Bredesen visits to bolster Cobb campaign

Friday, September 18, 2009

Gov. Phil Bredesen and Ty Cobb visit after the speeches are over at Cobb's Thursday night fundraiser.
(T-G Photo by Mary Reeves) [Order this photo]
More than a hundred people -- including Gov. Phil Bredesen -- showed up at the Fly Cultural Arts Center Thursday night to meet and hear from Ty Cobb, a candidate for state representative, Cobb is the brother of Curt Cobb, who held the seat until July when he resigned to take a court clerk position in Bedford County.

The special election will be held Oct. 13, with Ty Cobb facing off against GOP candidate Pat Marsh.

"Curt Cobb was exactly the kind of person you want to work with," said Bredesen, citing Cobb's dedication, clarity on the issues, and willingness to sit down and work things out for the benefit of his constituency. "From everything I know about him, Ty is going to be just like that."

Cobb spent more time circulating with his supporters than giving speeches, but used his time at the podium thanking everyone and vowing to do a good job as state representative.
(T-G Photo by Mary Reeves)
Bredesen said he had gotten to know Ty Cobb over the last few months and felt they shared several interests from a love for the outdoors to political ideology.

"He's a conservative Democrat," said the governor, "The kind of Democrat who has always done well for the state of Tennessee over the years."

Bredesen referred to Cobb's roots, both his 22-year career with UPS and his family. He also cited Cobb's National Rifle Association membership and pro-life stance.

"I think he will be a wonderful state representative," Bredesen concluded.

Earlier, Rep. Mike Turner, who is helping with Cobb's campaign, said he had heard from the Right to Life organization and said they planned to announce their endorsement of Cobb as a candidate today.

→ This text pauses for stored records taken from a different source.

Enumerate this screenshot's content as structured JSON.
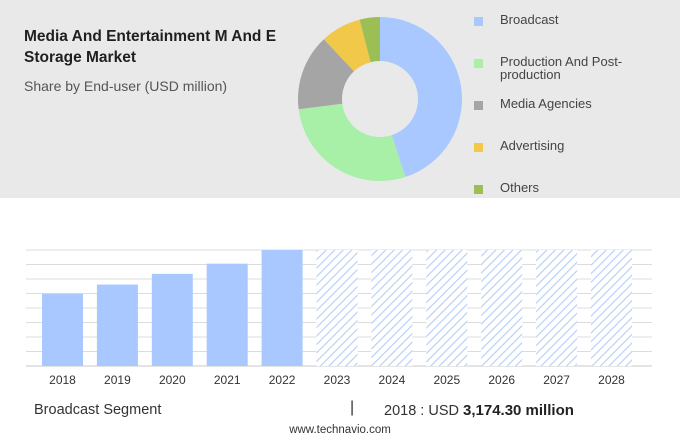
{
  "header": {
    "title": "Media And Entertainment M And E Storage Market",
    "subtitle": "Share by End-user (USD million)"
  },
  "chart_data": [
    {
      "type": "pie",
      "donut": true,
      "categories": [
        "Broadcast",
        "Production And Post-production",
        "Media Agencies",
        "Advertising",
        "Others"
      ],
      "values": [
        45,
        28,
        15,
        8,
        4
      ],
      "colors": [
        "#a8c8ff",
        "#a8f0a8",
        "#a5a5a5",
        "#f2c84b",
        "#9cbf55"
      ],
      "legend_position": "right"
    },
    {
      "type": "bar",
      "categories": [
        "2018",
        "2019",
        "2020",
        "2021",
        "2022",
        "2023",
        "2024",
        "2025",
        "2026",
        "2027",
        "2028"
      ],
      "values": [
        3174.3,
        3580,
        4050,
        4500,
        5100,
        5100,
        5100,
        5100,
        5100,
        5100,
        5100
      ],
      "forecast_from": "2023",
      "color": "#a8c8ff",
      "grid": true
    }
  ],
  "footer": {
    "segment_label": "Broadcast Segment",
    "separator": "|",
    "value_prefix": "2018 : USD",
    "value_bold": "3,174.30 million",
    "source": "www.technavio.com"
  }
}
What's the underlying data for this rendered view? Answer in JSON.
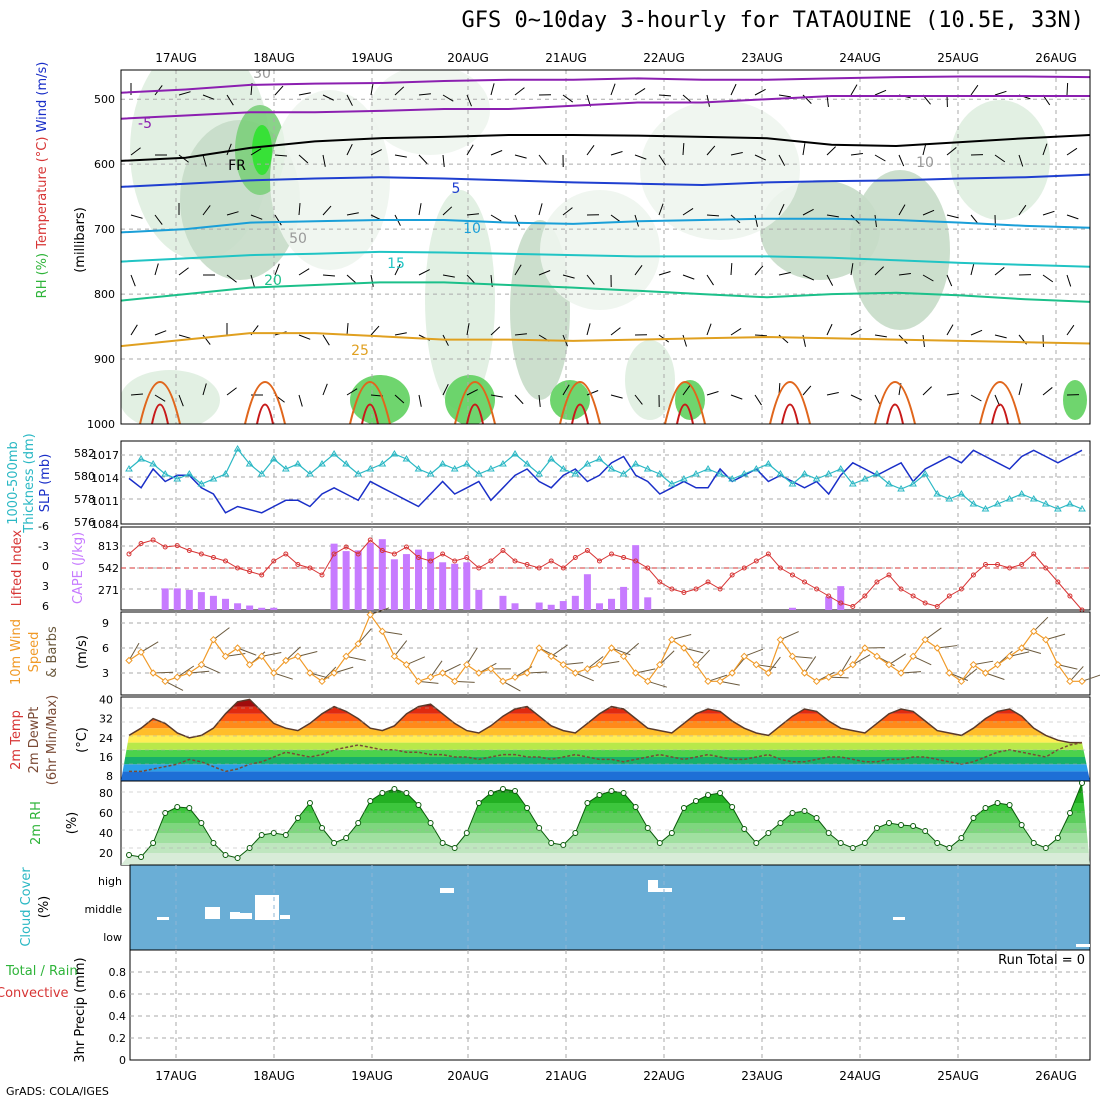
{
  "title": "GFS 0~10day 3-hourly for TATAOUINE (10.5E, 33N)",
  "footer": "GrADS: COLA/IGES",
  "days": [
    "17AUG",
    "18AUG",
    "19AUG",
    "20AUG",
    "21AUG",
    "22AUG",
    "23AUG",
    "24AUG",
    "25AUG",
    "26AUG"
  ],
  "colors": {
    "rh_green": "#2fb43a",
    "slp_line": "#1a2fc8",
    "thickness_line": "#2bb8c4",
    "cape_bar": "#c77bff",
    "lifted_line": "#d73535",
    "wind_line": "#f09a28",
    "barb": "#6b5a3e",
    "cloud_bg": "#6aaed6",
    "rh2m_fill": "#3cc63c",
    "dewpt": "#7a4a35"
  },
  "chart_data": [
    {
      "name": "upper_air",
      "type": "heatmap",
      "yticks": [
        "500",
        "600",
        "700",
        "800",
        "900",
        "1000"
      ],
      "ylabel_parts": [
        "RH (%)",
        "Temperature (°C)",
        "Wind (m/s)"
      ],
      "ylabel_units": "(millibars)",
      "isotherms": [
        {
          "label": "-5",
          "p": [
            530,
            525,
            520,
            520,
            518,
            515,
            515,
            510,
            505,
            505,
            500,
            495,
            495,
            495,
            495,
            495
          ],
          "color": "#8b1fb0"
        },
        {
          "label": "-5",
          "p": [
            490,
            485,
            478,
            476,
            475,
            472,
            470,
            470,
            468,
            470,
            470,
            468,
            466,
            465,
            465,
            466
          ],
          "color": "#8b1fb0"
        },
        {
          "label": "FR",
          "p": [
            595,
            590,
            575,
            565,
            560,
            558,
            555,
            555,
            556,
            558,
            560,
            570,
            572,
            566,
            560,
            555
          ],
          "color": "#000000"
        },
        {
          "label": "5",
          "p": [
            635,
            630,
            625,
            622,
            620,
            622,
            625,
            628,
            630,
            632,
            628,
            626,
            625,
            622,
            620,
            616
          ],
          "color": "#1f3fd0"
        },
        {
          "label": "10",
          "p": [
            705,
            700,
            690,
            688,
            686,
            686,
            690,
            692,
            688,
            686,
            684,
            684,
            686,
            690,
            695,
            698
          ],
          "color": "#1a9fd8"
        },
        {
          "label": "15",
          "p": [
            750,
            745,
            740,
            738,
            735,
            736,
            738,
            740,
            742,
            742,
            742,
            744,
            748,
            752,
            755,
            758
          ],
          "color": "#20c4c4"
        },
        {
          "label": "20",
          "p": [
            810,
            800,
            790,
            786,
            782,
            782,
            786,
            790,
            795,
            800,
            805,
            800,
            798,
            802,
            808,
            812
          ],
          "color": "#1cc08a"
        },
        {
          "label": "25",
          "p": [
            880,
            870,
            860,
            860,
            865,
            870,
            870,
            872,
            870,
            868,
            866,
            868,
            870,
            872,
            874,
            876
          ],
          "color": "#e0a020"
        }
      ],
      "contour_labels": [
        "30",
        "50",
        "10",
        "-5",
        "FR",
        "5",
        "10",
        "15",
        "20",
        "25"
      ]
    },
    {
      "name": "slp_thickness",
      "type": "line",
      "ylabel_left": [
        "1000-500mb",
        "Thickness (dm)"
      ],
      "ylabel_right": "SLP (mb)",
      "left_ticks": [
        "582",
        "580",
        "578",
        "576"
      ],
      "right_ticks": [
        "1017",
        "1014",
        "1011",
        "1084"
      ],
      "series": [
        {
          "name": "SLP (mb)",
          "values": [
            1013.5,
            1012,
            1015,
            1013,
            1014,
            1014,
            1012,
            1011,
            1008,
            1009,
            1008.5,
            1008,
            1009,
            1010,
            1010,
            1009,
            1011,
            1012,
            1011,
            1010,
            1013,
            1012,
            1011,
            1010,
            1009,
            1011,
            1013,
            1011,
            1012,
            1013,
            1010,
            1012,
            1014,
            1015,
            1013,
            1012,
            1014,
            1015,
            1013,
            1014,
            1016,
            1017,
            1014,
            1013,
            1011,
            1012,
            1013,
            1012,
            1012,
            1015,
            1013,
            1014,
            1015,
            1013,
            1014,
            1013,
            1012,
            1013,
            1011,
            1014,
            1016,
            1015,
            1014,
            1015,
            1016,
            1013,
            1015,
            1016,
            1017,
            1016,
            1018,
            1017,
            1016,
            1015,
            1017,
            1018,
            1017,
            1016,
            1017,
            1018
          ]
        },
        {
          "name": "Thickness (dm)",
          "values": [
            580.5,
            581.5,
            581,
            580,
            579.5,
            580,
            579,
            579.5,
            580,
            582.5,
            581,
            580,
            581.5,
            580.5,
            581,
            580,
            581,
            582,
            581,
            580,
            580.5,
            581,
            582,
            581.5,
            580.5,
            580,
            581,
            580.5,
            581,
            580,
            580.5,
            581,
            582,
            581,
            580,
            581.5,
            580.5,
            580,
            581,
            581.5,
            580.5,
            580,
            581,
            580.5,
            580,
            579,
            579.5,
            580,
            580.5,
            580,
            579.5,
            580,
            580.5,
            581,
            580,
            579,
            580,
            579.5,
            580,
            580.5,
            579,
            579.5,
            580,
            579,
            578.5,
            579,
            580,
            578,
            577.5,
            578,
            577,
            576.5,
            577,
            577.5,
            578,
            577.5,
            577,
            576.5,
            577,
            576.5
          ]
        }
      ]
    },
    {
      "name": "cape_li",
      "type": "bar",
      "ylabel_left": "Lifted Index",
      "ylabel_right": "CAPE (J/kg)",
      "left_ticks": [
        "-6",
        "-3",
        "0",
        "3",
        "6"
      ],
      "right_ticks": [
        "813",
        "542",
        "271"
      ],
      "cape": [
        0,
        0,
        0,
        290,
        290,
        270,
        240,
        190,
        150,
        90,
        60,
        30,
        30,
        0,
        0,
        0,
        0,
        890,
        790,
        800,
        900,
        950,
        680,
        750,
        810,
        780,
        640,
        620,
        640,
        270,
        0,
        190,
        90,
        0,
        100,
        70,
        120,
        190,
        480,
        90,
        150,
        310,
        870,
        170,
        0,
        0,
        0,
        0,
        0,
        0,
        0,
        0,
        0,
        0,
        0,
        30,
        0,
        0,
        180,
        320,
        0,
        0,
        0,
        0,
        0,
        0,
        0,
        0,
        0,
        0,
        0,
        0,
        0,
        0,
        0,
        0,
        0,
        0,
        0,
        0,
        0,
        0,
        0,
        0,
        0,
        0,
        0,
        0,
        0,
        0,
        40,
        40,
        0,
        0,
        60,
        0,
        0,
        120,
        0,
        0,
        0,
        0,
        0,
        0,
        0,
        0,
        0,
        0,
        0,
        0,
        0,
        0,
        0,
        0,
        0,
        0,
        0,
        0,
        0,
        0,
        0,
        0,
        0,
        0,
        0,
        0,
        0,
        0,
        0,
        0,
        0,
        0,
        0,
        0,
        0,
        0,
        0,
        0,
        0,
        0,
        0,
        0,
        0,
        0,
        0,
        0,
        0,
        0,
        0,
        0,
        0,
        0
      ],
      "li": [
        -2,
        -3.5,
        -4,
        -3,
        -3.2,
        -2.5,
        -2,
        -1.5,
        -1,
        0,
        0.5,
        1,
        -1,
        -2,
        -0.5,
        0,
        1,
        -2,
        -3,
        -2,
        -4,
        -2.5,
        -2,
        -3,
        -1.5,
        -1,
        -2,
        -1,
        -1.5,
        0,
        -1,
        -2.5,
        -1,
        -0.5,
        0,
        -1,
        0,
        -1.5,
        -2.5,
        -1,
        -2,
        -1.5,
        -1,
        0,
        2,
        3,
        3.5,
        3,
        2,
        3,
        1,
        0,
        -1,
        -2,
        0,
        1,
        2,
        3,
        4,
        5,
        5.5,
        4,
        2,
        1,
        3,
        4,
        5,
        5.5,
        4,
        3,
        1,
        -0.5,
        -0.5,
        0,
        -0.5,
        -2,
        0,
        2,
        4,
        6
      ]
    },
    {
      "name": "wind10m",
      "type": "line",
      "ylabel_left": [
        "10m Wind",
        "Speed",
        "& Barbs"
      ],
      "ylabel_units": "(m/s)",
      "ticks": [
        "9",
        "6",
        "3"
      ],
      "values": [
        4.5,
        5.5,
        3,
        2,
        2.5,
        3,
        4,
        7,
        5,
        6,
        4,
        5,
        3,
        4.5,
        5,
        3,
        2,
        3,
        5,
        6.5,
        10,
        8,
        5,
        4,
        2,
        2.5,
        3,
        2,
        4,
        3,
        3.5,
        2,
        2.5,
        3,
        6,
        5,
        4,
        3,
        3.5,
        4,
        6,
        5,
        3,
        2,
        4,
        7,
        6,
        4,
        2,
        2,
        3,
        5,
        4,
        3,
        7,
        5,
        3,
        2,
        2.5,
        3,
        4,
        6,
        5,
        4,
        3,
        5,
        7,
        6,
        3,
        2,
        4,
        3,
        4,
        5,
        6,
        8,
        7,
        4,
        2,
        2
      ]
    },
    {
      "name": "temp2m",
      "type": "area",
      "ylabel_left": [
        "2m Temp",
        "2m DewPt",
        "(6hr Min/Max)"
      ],
      "ylabel_units": "(°C)",
      "ticks": [
        "40",
        "32",
        "24",
        "16",
        "8"
      ],
      "temp": [
        25,
        28,
        32,
        30,
        26,
        24,
        25,
        28,
        34,
        39,
        40,
        35,
        30,
        28,
        27,
        30,
        34,
        37,
        35,
        32,
        28,
        27,
        29,
        34,
        37,
        38,
        34,
        30,
        27,
        26,
        29,
        33,
        36,
        37,
        33,
        29,
        27,
        26,
        30,
        34,
        37,
        36,
        32,
        28,
        27,
        26,
        30,
        34,
        36,
        35,
        31,
        28,
        26,
        25,
        29,
        33,
        36,
        35,
        31,
        28,
        27,
        26,
        30,
        34,
        36,
        35,
        31,
        27,
        26,
        25,
        28,
        32,
        35,
        36,
        33,
        28,
        25,
        23,
        22,
        22
      ],
      "dewpt": [
        10,
        10,
        11,
        12,
        13,
        15,
        14,
        12,
        10,
        11,
        13,
        14,
        16,
        18,
        17,
        16,
        17,
        19,
        20,
        21,
        20,
        19,
        19,
        18,
        18,
        17,
        17,
        16,
        16,
        15,
        16,
        17,
        17,
        16,
        16,
        15,
        16,
        17,
        16,
        15,
        15,
        14,
        15,
        16,
        17,
        16,
        15,
        16,
        17,
        16,
        15,
        15,
        16,
        17,
        15,
        14,
        14,
        15,
        16,
        16,
        15,
        14,
        14,
        15,
        15,
        16,
        16,
        15,
        14,
        13,
        14,
        16,
        18,
        19,
        18,
        17,
        16,
        19,
        21,
        22
      ]
    },
    {
      "name": "rh2m",
      "type": "area",
      "ylabel_left": "2m RH",
      "ylabel_units": "(%)",
      "ticks": [
        "80",
        "60",
        "40",
        "20"
      ],
      "values": [
        18,
        16,
        30,
        60,
        66,
        65,
        50,
        30,
        18,
        15,
        25,
        38,
        40,
        38,
        55,
        70,
        45,
        30,
        35,
        50,
        72,
        80,
        84,
        80,
        68,
        50,
        30,
        25,
        40,
        70,
        80,
        84,
        82,
        65,
        45,
        30,
        28,
        40,
        70,
        78,
        82,
        80,
        66,
        45,
        30,
        40,
        65,
        72,
        78,
        80,
        66,
        44,
        30,
        40,
        50,
        60,
        62,
        55,
        40,
        30,
        25,
        30,
        45,
        50,
        48,
        47,
        42,
        30,
        25,
        35,
        55,
        65,
        70,
        68,
        48,
        30,
        25,
        35,
        60,
        90
      ]
    },
    {
      "name": "cloud",
      "type": "bar",
      "ylabel": [
        "Cloud Cover",
        "(%)"
      ],
      "levels": [
        "high",
        "middle",
        "low"
      ]
    },
    {
      "name": "precip",
      "type": "bar",
      "ylabel": [
        "3hr Precip (mm)",
        "Total / Rain",
        "Convective"
      ],
      "ticks": [
        "0.8",
        "0.6",
        "0.4",
        "0.2",
        "0"
      ],
      "ylim": [
        0,
        1
      ],
      "values": [],
      "run_total": "Run Total = 0"
    }
  ]
}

Turner also said Cobb was more than ready to debate his opponent.

"I called and gave them a date but they never called back," he said. "They keep calling for a debate, but they never call the person who is setting it up."

Other prominent state Democrats attended the event, including 49th District Rep. Kent Coleman; Rep. Gary Odom, the minority leader; and Turner, the caucus chairman.

Turner introduced Bredesen.

"When he first took over Tennessee it was as in as bad a shape as I'd ever seen it," said Turner, referring to several problems but specifically the non-existent reserve fund. "If we hadn't had that reserve fund this year, we'd be in real trouble. His leadership did that for us and he did all this without raising taxes."

One issue that all of the Democrat leaders stressed was getting the voters to the polls.

"Even more than fundraising, we need to get the vote out," said Bredesen. "We need to put people in the legislature who can look to the future."

Odom said special elections scared him because the results can vary, depending on voter turnout.

"We're not in a cross-country race here," he said. "We're in a sprint."

The candidate himself spent little time at the podium.

"I didn't prepare a long speech," said Cobb. "I want all of you to feel free and come up to me and ask questions."

He thanked his family and friends for their ongoing support, and then spoke one-on-one with those attending the event.